As described in this online book chapter, in 1807 Fourier was interested in heat propagation, and used sinusoidal sums of temperature variations to provide a detailed representation of his systems. It's also interesting that Joseph-Louis Lagrange excoriated Fourier for the idea, and managed to keep Fourier's paper from being published for 15 years. What was Lagrange's key objection? Fourier transforms are lousy at representing corners! That of course is still an issue for pretty much all wave representations of spatial images, as demonstrated for example the blurring artifacts commonly seen around the sharp edges of overly compressed images.

In contrast to Fourier's richly detailed representation wave-sum representation of temperature distributions and flows, much of the math used to express entropy these days is pragmatically focused on calculating the net efficiency of heat engines. For that situation you can in many cases get away with representing the complex distribution of temperatures in real systems as just two highly abstracted temperature regions, separated by a distance that is not even specified. Since you cannot discern sinusoidal components from just two magnitudes separated by an indeterminate distance, all the detail and beauty of the more complete entropy picture is lost.

It's worth noting that since such abstractions don't even specify an explicit separation distance, the idea of "smoothness" just becomes an issue of commonality of temperature. If the two temperatures you can see are the same, you can say that the system "sort of" looks smooth, or high in entropy. It's a bit like being given two tiny pictures of an elephant's hide, and then being asked whether or not the elephant is "uniformly gray." If you carefully preselected only elephants that have a maximum of two shades of gray on their body, each contiguous, and you made sure that your two samples would always represent both regions, it's a doable task. You can look at both samples, and if they are identical, you can say sure, the "graytropy" (sameness of its grays) of the elephant is maximal.

A more realistic view of entropy in actual systems, however, must break out of any such highly simplified abstraction of the temperature profile of a system. Fourier's original sum of sinusoidal forms is not the only way to do it, but it's certainly an elegant one. What Fourier did amounts to deriving a rainbow of spatial frequencies to characterize system-wide temperature variations. His rainbow includes a simple but profound message: As long there is even a glimmer of color showing in it, the system is not yet dead. You can still in principle squeeze a bit more work (or life) out of it, at least in principle.

But if you have already burned through all available sources of potential energy, Fourier’s temperature rainbow must inevitably go dark.
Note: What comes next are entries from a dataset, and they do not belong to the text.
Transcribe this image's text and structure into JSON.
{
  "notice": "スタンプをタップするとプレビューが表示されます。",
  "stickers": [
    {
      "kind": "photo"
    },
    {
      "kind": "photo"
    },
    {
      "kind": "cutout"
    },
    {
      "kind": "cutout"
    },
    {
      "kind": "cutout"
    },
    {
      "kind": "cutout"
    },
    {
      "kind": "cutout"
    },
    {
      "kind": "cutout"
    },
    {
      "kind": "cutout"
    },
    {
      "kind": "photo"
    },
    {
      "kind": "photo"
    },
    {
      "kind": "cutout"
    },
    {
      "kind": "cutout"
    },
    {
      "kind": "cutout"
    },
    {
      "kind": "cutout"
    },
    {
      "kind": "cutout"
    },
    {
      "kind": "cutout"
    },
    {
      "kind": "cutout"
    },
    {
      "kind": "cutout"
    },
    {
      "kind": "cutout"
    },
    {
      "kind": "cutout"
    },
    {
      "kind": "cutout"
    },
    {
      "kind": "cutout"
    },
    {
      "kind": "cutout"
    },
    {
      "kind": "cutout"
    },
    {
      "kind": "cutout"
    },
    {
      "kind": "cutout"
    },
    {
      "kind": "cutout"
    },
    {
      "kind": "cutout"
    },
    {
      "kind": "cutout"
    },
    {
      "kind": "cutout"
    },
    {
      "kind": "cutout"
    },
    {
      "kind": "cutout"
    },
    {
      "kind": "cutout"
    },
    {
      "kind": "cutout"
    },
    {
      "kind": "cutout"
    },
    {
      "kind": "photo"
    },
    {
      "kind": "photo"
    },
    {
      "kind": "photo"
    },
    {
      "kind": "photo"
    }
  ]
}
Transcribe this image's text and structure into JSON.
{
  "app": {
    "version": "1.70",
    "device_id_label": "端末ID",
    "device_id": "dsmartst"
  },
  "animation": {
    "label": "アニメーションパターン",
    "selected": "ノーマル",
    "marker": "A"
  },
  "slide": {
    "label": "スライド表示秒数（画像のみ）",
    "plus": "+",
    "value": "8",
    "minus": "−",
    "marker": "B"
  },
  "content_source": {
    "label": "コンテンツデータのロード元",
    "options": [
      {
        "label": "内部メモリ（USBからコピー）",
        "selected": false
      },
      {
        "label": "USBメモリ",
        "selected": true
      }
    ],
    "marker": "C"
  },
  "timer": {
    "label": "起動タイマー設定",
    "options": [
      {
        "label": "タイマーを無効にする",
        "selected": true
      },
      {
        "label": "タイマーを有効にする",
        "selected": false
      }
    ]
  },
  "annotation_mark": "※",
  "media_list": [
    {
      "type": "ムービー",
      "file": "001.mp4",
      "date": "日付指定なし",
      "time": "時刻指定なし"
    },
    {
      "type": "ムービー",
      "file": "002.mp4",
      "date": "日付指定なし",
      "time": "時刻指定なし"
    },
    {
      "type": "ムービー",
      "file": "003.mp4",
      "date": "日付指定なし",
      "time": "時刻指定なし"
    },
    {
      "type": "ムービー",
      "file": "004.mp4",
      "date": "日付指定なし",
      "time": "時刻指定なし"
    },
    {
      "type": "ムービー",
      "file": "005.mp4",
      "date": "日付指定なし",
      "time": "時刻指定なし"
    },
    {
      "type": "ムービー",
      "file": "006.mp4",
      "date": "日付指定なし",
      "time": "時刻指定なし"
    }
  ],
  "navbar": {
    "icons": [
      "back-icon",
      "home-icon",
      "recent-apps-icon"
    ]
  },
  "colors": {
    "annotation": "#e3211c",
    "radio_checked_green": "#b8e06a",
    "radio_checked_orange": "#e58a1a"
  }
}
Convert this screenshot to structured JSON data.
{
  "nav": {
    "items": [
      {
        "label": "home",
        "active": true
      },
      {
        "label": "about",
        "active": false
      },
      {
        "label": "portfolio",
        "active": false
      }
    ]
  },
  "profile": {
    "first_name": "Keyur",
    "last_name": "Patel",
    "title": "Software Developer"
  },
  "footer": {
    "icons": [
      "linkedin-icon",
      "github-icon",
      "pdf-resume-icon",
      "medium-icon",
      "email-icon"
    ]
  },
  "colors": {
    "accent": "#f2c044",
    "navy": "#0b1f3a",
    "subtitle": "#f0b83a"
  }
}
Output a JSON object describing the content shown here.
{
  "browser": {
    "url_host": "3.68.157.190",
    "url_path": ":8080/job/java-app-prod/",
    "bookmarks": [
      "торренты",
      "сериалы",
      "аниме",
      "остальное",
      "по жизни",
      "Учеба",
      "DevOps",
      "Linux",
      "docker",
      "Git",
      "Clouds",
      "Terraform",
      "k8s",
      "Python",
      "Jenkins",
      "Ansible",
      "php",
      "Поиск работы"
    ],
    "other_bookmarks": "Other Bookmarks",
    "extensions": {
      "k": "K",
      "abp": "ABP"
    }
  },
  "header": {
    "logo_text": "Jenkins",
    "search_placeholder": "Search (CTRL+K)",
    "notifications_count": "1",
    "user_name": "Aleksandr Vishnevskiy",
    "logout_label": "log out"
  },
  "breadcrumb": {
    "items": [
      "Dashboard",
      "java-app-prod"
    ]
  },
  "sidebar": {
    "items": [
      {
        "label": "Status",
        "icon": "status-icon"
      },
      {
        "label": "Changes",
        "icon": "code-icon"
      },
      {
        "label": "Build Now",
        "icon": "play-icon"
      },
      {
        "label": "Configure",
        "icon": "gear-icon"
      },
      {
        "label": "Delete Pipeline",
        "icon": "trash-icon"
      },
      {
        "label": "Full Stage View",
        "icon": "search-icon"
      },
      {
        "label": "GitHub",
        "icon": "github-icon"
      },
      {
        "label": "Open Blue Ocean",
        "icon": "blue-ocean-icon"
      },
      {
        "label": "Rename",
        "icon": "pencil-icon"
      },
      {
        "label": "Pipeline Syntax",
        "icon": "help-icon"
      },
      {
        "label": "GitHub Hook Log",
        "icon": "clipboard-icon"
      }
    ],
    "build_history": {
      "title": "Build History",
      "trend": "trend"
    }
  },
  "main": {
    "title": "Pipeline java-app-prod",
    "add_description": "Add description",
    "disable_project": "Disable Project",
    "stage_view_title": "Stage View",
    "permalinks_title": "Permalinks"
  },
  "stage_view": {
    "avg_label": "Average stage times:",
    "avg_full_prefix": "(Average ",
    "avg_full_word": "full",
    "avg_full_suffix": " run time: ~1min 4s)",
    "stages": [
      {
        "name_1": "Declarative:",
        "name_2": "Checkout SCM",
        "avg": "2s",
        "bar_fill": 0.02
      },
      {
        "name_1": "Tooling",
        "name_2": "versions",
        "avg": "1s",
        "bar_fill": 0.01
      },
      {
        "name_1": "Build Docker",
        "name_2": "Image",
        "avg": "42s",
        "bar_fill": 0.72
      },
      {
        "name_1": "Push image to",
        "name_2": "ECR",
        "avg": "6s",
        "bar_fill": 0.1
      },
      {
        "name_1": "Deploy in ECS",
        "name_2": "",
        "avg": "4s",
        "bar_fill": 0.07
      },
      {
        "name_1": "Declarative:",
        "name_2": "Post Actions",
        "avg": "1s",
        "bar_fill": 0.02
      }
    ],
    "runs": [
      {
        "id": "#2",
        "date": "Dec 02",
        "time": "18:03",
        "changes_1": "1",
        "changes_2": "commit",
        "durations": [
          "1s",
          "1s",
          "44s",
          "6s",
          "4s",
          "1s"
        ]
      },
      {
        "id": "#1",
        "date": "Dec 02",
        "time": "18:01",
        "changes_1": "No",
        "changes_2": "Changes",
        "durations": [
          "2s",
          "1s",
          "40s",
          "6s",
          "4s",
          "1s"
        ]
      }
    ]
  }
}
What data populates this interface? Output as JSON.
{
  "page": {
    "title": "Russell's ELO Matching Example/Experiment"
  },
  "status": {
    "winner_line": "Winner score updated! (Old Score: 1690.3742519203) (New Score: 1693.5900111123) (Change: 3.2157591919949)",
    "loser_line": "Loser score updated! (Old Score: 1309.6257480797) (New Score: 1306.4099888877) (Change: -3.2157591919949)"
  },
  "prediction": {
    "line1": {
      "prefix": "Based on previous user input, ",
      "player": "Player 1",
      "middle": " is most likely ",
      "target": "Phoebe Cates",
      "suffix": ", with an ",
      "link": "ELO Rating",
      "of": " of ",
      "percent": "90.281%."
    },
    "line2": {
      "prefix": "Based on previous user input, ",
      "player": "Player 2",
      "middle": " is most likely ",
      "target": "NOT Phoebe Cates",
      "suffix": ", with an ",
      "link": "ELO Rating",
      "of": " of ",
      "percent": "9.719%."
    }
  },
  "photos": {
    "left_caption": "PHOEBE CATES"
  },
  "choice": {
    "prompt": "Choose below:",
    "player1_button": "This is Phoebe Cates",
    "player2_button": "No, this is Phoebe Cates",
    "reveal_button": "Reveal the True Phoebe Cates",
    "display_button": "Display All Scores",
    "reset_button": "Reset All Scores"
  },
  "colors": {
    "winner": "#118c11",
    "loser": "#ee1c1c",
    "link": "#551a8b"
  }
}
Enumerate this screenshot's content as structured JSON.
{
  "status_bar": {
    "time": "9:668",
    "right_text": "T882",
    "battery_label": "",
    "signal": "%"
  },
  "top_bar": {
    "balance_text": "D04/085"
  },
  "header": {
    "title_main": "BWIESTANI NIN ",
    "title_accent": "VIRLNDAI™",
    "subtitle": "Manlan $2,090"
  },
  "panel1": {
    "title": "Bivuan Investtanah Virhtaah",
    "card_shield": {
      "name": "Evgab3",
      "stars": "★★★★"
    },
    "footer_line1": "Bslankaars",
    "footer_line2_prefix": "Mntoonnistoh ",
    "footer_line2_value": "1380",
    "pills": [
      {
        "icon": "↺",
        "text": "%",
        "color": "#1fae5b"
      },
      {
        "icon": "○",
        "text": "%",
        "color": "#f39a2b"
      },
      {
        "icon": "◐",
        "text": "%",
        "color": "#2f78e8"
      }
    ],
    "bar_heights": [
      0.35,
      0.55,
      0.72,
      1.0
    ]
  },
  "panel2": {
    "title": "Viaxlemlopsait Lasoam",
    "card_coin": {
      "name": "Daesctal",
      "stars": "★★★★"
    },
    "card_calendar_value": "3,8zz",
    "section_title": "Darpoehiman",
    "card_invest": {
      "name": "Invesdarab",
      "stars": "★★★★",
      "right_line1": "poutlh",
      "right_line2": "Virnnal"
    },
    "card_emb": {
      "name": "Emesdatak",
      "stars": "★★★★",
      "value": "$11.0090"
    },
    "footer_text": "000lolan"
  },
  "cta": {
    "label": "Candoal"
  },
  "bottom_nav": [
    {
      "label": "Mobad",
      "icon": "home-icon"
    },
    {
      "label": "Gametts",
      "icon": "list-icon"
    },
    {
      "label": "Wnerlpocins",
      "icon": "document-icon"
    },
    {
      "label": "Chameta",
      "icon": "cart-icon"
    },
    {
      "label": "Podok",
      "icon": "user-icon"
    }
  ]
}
When that happens -- when there is no longer the slightest ripple of temperature variation across the entire system, at any scale -- then that ripple-free form of smoothness we call entropy has truly and finally won out. The system is dead, both figuratively and literally, for eternity.

• Thanks for your answer. It's very cool to describe temperature as the smoothness of energy. Could you explain more detaild why the "smoothness" should be the denominator in the equation? – maple Oct 23 '13 at 4:54

During the era of the birth of entropy (around the mid eighteen hundreds) Clausius and others were studying the efficiency of irreversible processes in steam engines, where part of the energy was lost.

Thus from an historic perspective entropy was (rightfully) related with the problem of heat losses. It is still common to talk about entropy in schools only in regards of the efficiency of thermal machines. But the scope of the idea of entropy is wider than the problem efficiency in heat engines.

More recently, the concept of entropy has also been used for:

• Measuring disorder as in the number of possible microstates of a system compatible with a given macroscopic state (this number grows exponentially with temperature); and
• Measuring Information as for example, the binary unit of information (the bit) is 1 bit = log2(1/2). Where 1/2 in the argument of the base 2 logarithm stands for the probability of a particular outcome of any process equivalent of tossing fair coin.